The chances are, you will live longer than your ancestors. Potentially, much longer. This is most likely a good thing – but how do you ensure you don’t run out of money?

A 50-year-old woman today has a life expectancy of 89 and a 25% chance of reaching 97, according to the Office for National Statistics (ONS). A 50-year-old male has a 25% chance of reaching 95. We also increasingly rely on making our way without depending on aid from the state – hence the importance of making sure our own capital and retirement income is resilient.

According to Lynda Gratton and Andrew Scott, authors of The 100-year life, “There is compelling evidence that babies being born today will live considerably more than 100 years.”

So we are living longer, and this trend is expected to continue in future.
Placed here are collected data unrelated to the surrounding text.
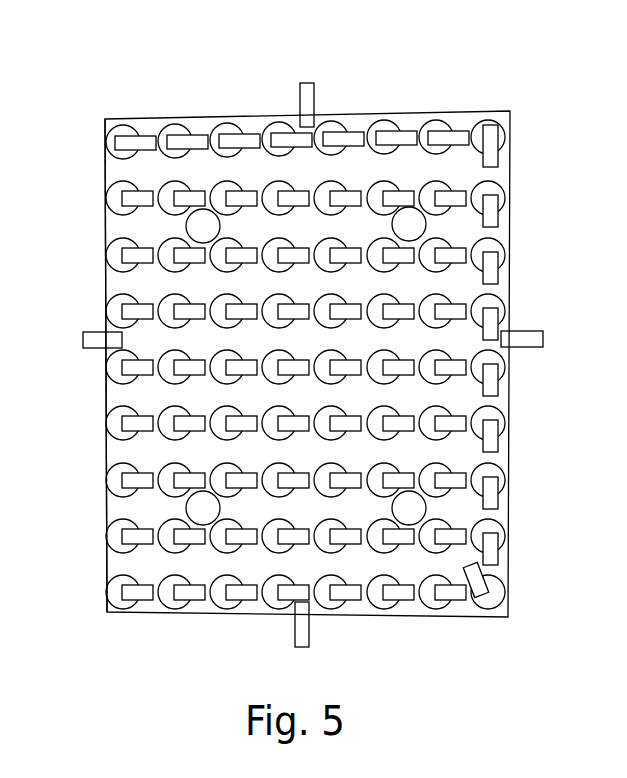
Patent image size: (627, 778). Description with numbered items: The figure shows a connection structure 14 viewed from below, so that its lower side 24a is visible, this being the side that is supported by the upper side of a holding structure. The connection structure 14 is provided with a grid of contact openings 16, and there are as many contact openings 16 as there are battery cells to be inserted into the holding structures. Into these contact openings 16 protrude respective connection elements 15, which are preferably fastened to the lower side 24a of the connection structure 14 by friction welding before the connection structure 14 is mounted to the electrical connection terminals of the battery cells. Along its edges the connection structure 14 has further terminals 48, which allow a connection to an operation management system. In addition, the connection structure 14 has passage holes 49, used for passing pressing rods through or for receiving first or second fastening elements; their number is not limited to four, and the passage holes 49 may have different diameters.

The connection structure 14 is at (203, 117).
The connection element 15 is at (441, 131).
The contact opening 16 is at (507, 130).
The further terminal 48 is at (307, 98).
The passage hole 49 is at (413, 517).
The lower side 24a is at (107, 513).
But many of our financial arrangements are wedded to thinking from the past.

The cost of living continues to rise

While we can’t predict how much things will cost in future, we can model how inflation depletes a pot of money. For example, if you left £100,000 in a bank account in the 10 years to the end of 2017, the effect of retail price inflation means its purchasing power would have fallen to £84,026 after that decade. (The same capital invested in a medium risk portfolio, would have risen to £126,929 after adjusting for inflation.)1

While savings erode over time, a balanced portfolio could be the solution

Source: Bloomberg, Netwealth

Think of the damage that inflation could do to funds which may be needed for longer than you expect.
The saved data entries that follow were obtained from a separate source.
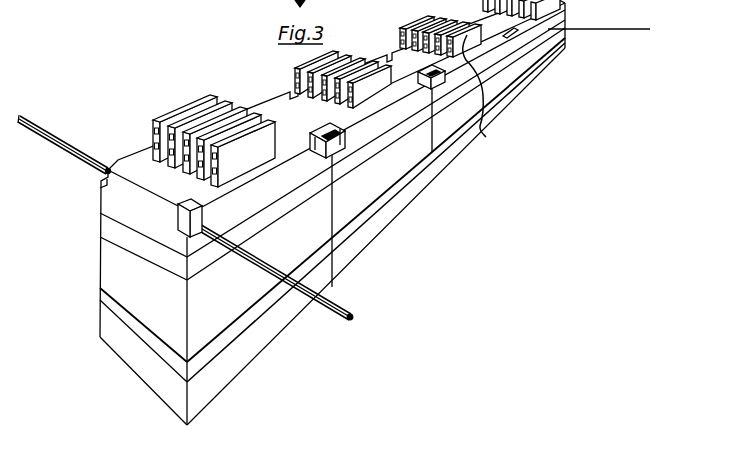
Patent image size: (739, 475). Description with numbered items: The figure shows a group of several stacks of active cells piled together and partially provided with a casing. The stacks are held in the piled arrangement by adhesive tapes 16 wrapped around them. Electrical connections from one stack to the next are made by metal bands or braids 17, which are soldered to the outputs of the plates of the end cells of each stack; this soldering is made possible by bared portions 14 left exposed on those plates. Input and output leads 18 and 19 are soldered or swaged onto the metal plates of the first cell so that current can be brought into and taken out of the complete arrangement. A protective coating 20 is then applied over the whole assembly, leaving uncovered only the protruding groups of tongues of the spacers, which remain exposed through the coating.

The bared portions 14 is at (196, 246).
The adhesive tapes 16 is at (135, 233).
The metal bands or braids 17 is at (347, 140).
The input lead 18 is at (347, 320).
The output lead 19 is at (67, 150).
The protective coating 20 is at (599, 20).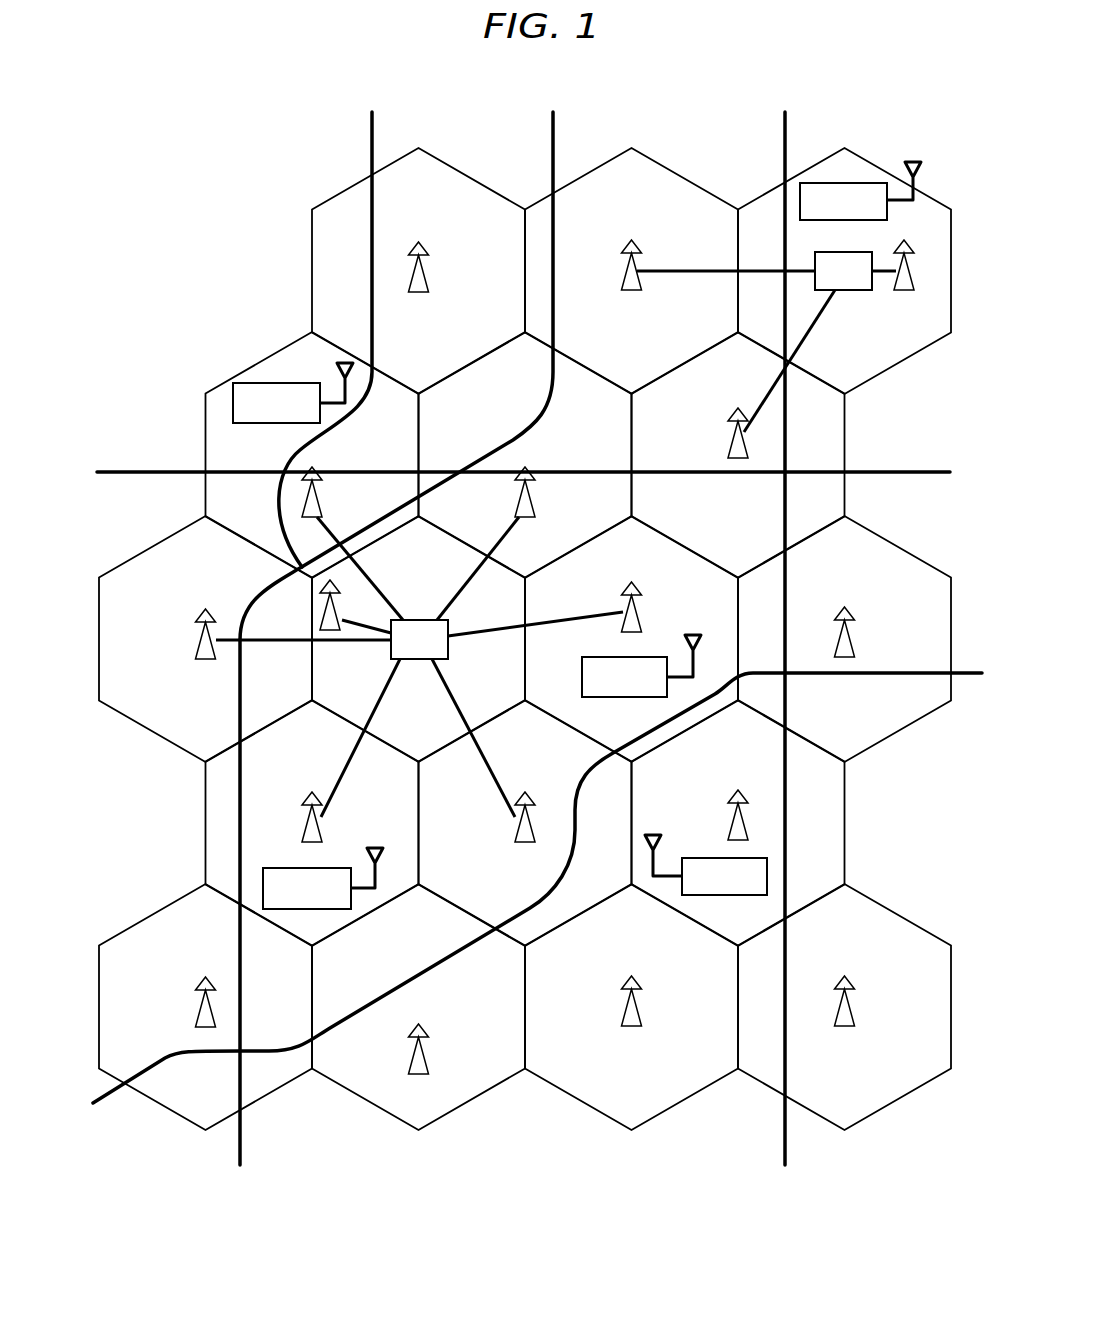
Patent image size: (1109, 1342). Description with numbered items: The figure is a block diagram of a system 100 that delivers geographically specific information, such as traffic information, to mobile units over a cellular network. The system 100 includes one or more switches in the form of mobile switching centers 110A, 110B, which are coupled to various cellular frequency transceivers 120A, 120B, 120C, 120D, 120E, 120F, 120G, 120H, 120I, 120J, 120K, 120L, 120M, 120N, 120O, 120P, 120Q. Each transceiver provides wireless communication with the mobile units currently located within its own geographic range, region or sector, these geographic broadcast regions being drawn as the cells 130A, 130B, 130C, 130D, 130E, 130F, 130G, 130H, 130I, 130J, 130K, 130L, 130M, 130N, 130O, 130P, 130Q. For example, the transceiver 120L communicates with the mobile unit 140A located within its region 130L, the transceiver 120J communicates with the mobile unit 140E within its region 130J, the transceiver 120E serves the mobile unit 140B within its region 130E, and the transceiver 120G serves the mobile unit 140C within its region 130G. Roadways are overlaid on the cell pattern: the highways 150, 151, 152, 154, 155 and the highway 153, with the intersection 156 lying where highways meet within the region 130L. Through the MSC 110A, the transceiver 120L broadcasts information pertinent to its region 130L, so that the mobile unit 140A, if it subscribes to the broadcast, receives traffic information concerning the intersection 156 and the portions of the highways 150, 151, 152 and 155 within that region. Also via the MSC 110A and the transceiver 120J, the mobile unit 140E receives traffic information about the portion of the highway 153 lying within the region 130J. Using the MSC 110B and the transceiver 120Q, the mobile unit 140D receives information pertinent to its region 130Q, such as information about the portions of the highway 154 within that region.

The system 100 is at (547, 1148).
The mobile switching center (MSC) 110A is at (414, 660).
The mobile switching center (MSC) 110B is at (815, 262).
The mobile transceiver 120A is at (197, 1014).
The mobile transceiver 120B is at (430, 1064).
The mobile transceiver 120C is at (643, 1013).
The mobile transceiver 120D is at (856, 1013).
The mobile transceiver 120E is at (325, 830).
The mobile transceiver 120F is at (515, 832).
The mobile transceiver 120G is at (746, 827).
The mobile transceiver 120H is at (208, 661).
The mobile transceiver 120I is at (321, 617).
The mobile transceiver 120J is at (641, 620).
The mobile transceiver 120K is at (854, 643).
The mobile transceiver 120L is at (325, 500).
The mobile transceiver 120M is at (536, 500).
The mobile transceiver 120N is at (728, 447).
The mobile transceiver 120O is at (429, 280).
The mobile transceiver 120P is at (621, 279).
The mobile transceiver 120Q is at (904, 292).
The geographic broadcast region 130A is at (227, 935).
The geographic broadcast region 130B is at (441, 935).
The geographic broadcast region 130C is at (651, 935).
The geographic broadcast region 130D is at (866, 935).
The geographic broadcast region 130E is at (335, 755).
The geographic broadcast region 130F is at (545, 755).
The geographic broadcast region 130G is at (759, 752).
The geographic broadcast region 130H is at (226, 575).
The geographic broadcast region 130I is at (441, 575).
The geographic broadcast region 130J is at (653, 575).
The geographic broadcast region 130K is at (866, 575).
The geographic broadcast region 130L is at (403, 461).
The geographic broadcast region 130M is at (543, 384).
The geographic broadcast region 130N is at (758, 380).
The geographic broadcast region 130O is at (438, 199).
The geographic broadcast region 130P is at (651, 199).
The geographic broadcast region 130Q is at (868, 375).
The mobile unit 140A is at (233, 402).
The mobile unit 140B is at (280, 868).
The mobile unit 140C is at (700, 858).
The mobile unit 140D is at (870, 183).
The mobile unit 140E is at (582, 675).
The highway 150 is at (371, 149).
The highway 151 is at (552, 149).
The highway 152 is at (239, 846).
The highway 153 is at (964, 673).
The highway 154 is at (784, 147).
The highway 155 is at (160, 471).
The intersection 156 is at (292, 562).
Regular inflation is one thing, but we should also be mindful of the extra costs that living longer will incur – such as care homes. According to a Telegraph Money report2, and citing analysis by healthcare research specialists LaingBuisson, the average cost of a care home place has almost doubled in two decades, with care fees rising roughly 4.4% a year and in some cases 5.4% a year.

As individuals we also have our own personal inflation rate which is based on our consumption and spending, and this can fluctuate, too. We need to prepare for the effects of our expenditure rising, then perhaps levelling off or falling, before increasing again. You may find it helpful to factor in potential inflation shocks by modelling for a range of outcomes here.

Steps you can take to make your money last longer

While the cost of living is outside of our influence, and our expenditure could fluctuate, some factors in maximising a retirement pot are easier to control.

Be aware of fees
Paying higher wealth management fees has a surprising but meaningful impact over the long term. See how much more money, and how many more years of a comfortable retirement, you could have just by paying around 1% less in annual fees.

Stay invested
Staying invested over time and not trying to time the market makes a big difference. Research produced by Dalbar Associates - and summarised here - shows that over a 30 year period average US investors “timing the market” would have received average annual returns of 3.94% a year. The average annual market return over that timeframe was 10.16%, a tremendous difference if compounded over many years.

Choose 'suitable' investments – and risk
Assessing your preferred individual risk tolerance is crucial to achieving your goals. A typical investing maxim recommends that as we get older we should invest in less risky assets. But if you know you may live longer you may be able to afford to take on more risk when you consider your time horizon and personal circumstances.

Consider annuities
Annuities can form an important part of a balanced retirement pot. Even though annuity returns are not what they were, they do offer the security of a guaranteed sum every year, whatever happens to the economy and financial markets.

These are just some of the factors to consider when preparing for a retirement that may last longer than we think. To a great degree, they are aspects of our finances we can influence, and we do well to focus on 'controlling the controllables' where possible.

Netwealth’s modelling tools can help you to better understand the impact of living longer and the effects of inflation on your retirement so that you can make better informed decisions about the funds you may need for a longer life.

1 Source: Bloomberg, Netwealth. Return series are calculated as the total return on the UK 1m LIBOR Cash Index, deflated by RPI, for UK Cash. The Netwealth Risk Level 4 return series is the simulated historical performance of the current strategic allocation, net of management fees and underlying fund costs, deflated by RPI. Past performance is no guarantee of future performance.
2 Telegraph Money report 'Why care costs are spiralling at up to twice inflation'.

Please remember that when investing your capital is at risk.